Ryan Lance offered an assessment of his industry when it comes to rewarding investors. "I think shareholders are a little bit frustrated with the [exploration and production] industry," he said at industry conference CERAWeek by IHS Markit on March 6. "In most cases, it's an industry that has destroyed capital over the years."
Lance said the message became clear after seeing one producer after another get shelled by investors earnings seasons: Start making money or else. Conoco, which was trading at better than $54 per share, dropped as low as $42.10 per share in August 2017 after it announced its second-quarter earnings. "We're marking a path of capital discipline and returns over growth," he said. "I think we're trying to get value investors back. I think they left."

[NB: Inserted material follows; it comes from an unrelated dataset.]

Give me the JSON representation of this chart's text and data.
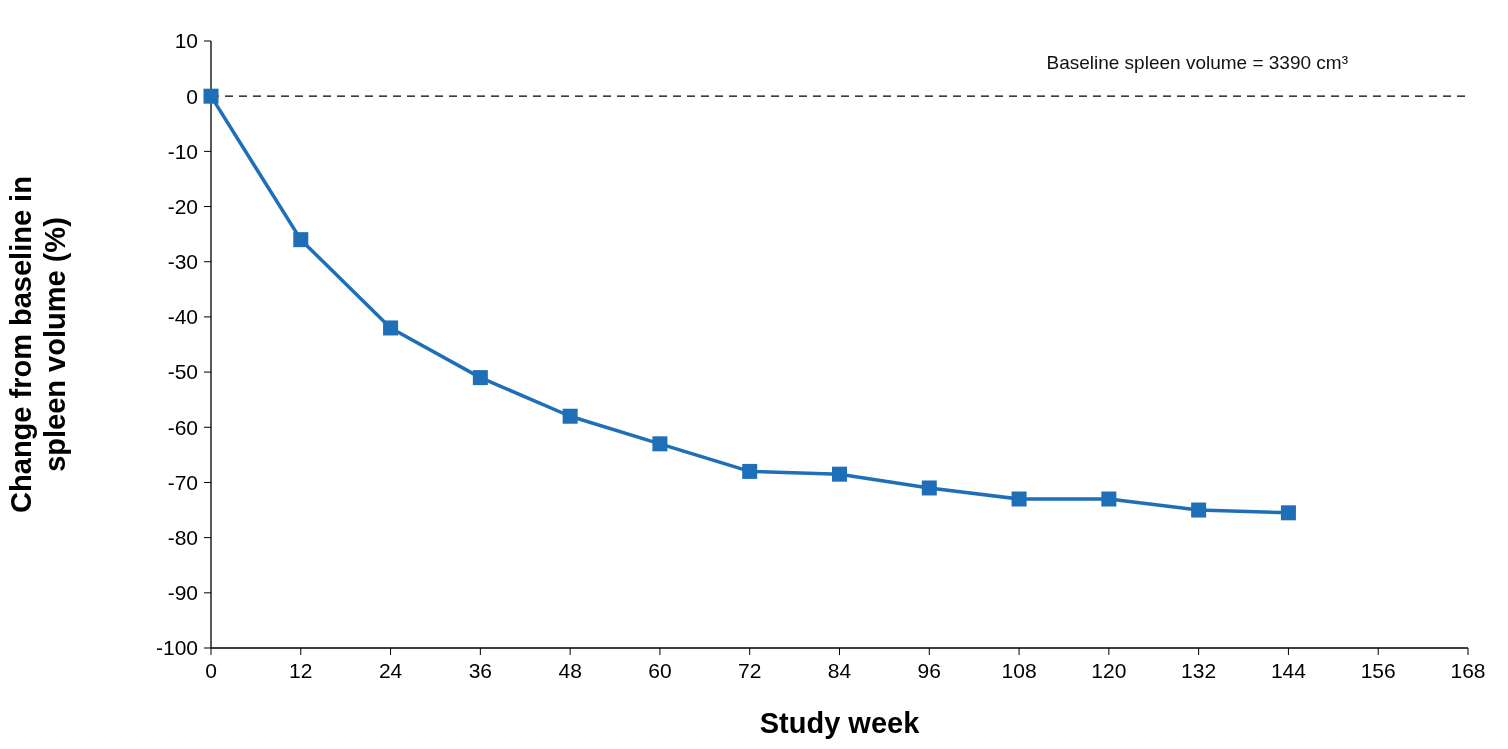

The attitude of many investors was to stay away from energy stocks entirely due to the lack of returns, Lance said. "Most of the ones we talk to are underweight on energy. Not by a little but by a lot."
Lance said Conoco now believes that it should return 20% to 30% of its positive cash flow to shareholders "off the top" and has worked hard to reduce costs to free up even more money.
"We're trying to drive that sustained capital as low as we can. If you get a low sustaining capital, you have a low sustaining price, and that's what we're trying to get to," Lance said. "Our sustaining price is below $40 per barrel, so we can return value to shareholders in a sub-$40 world."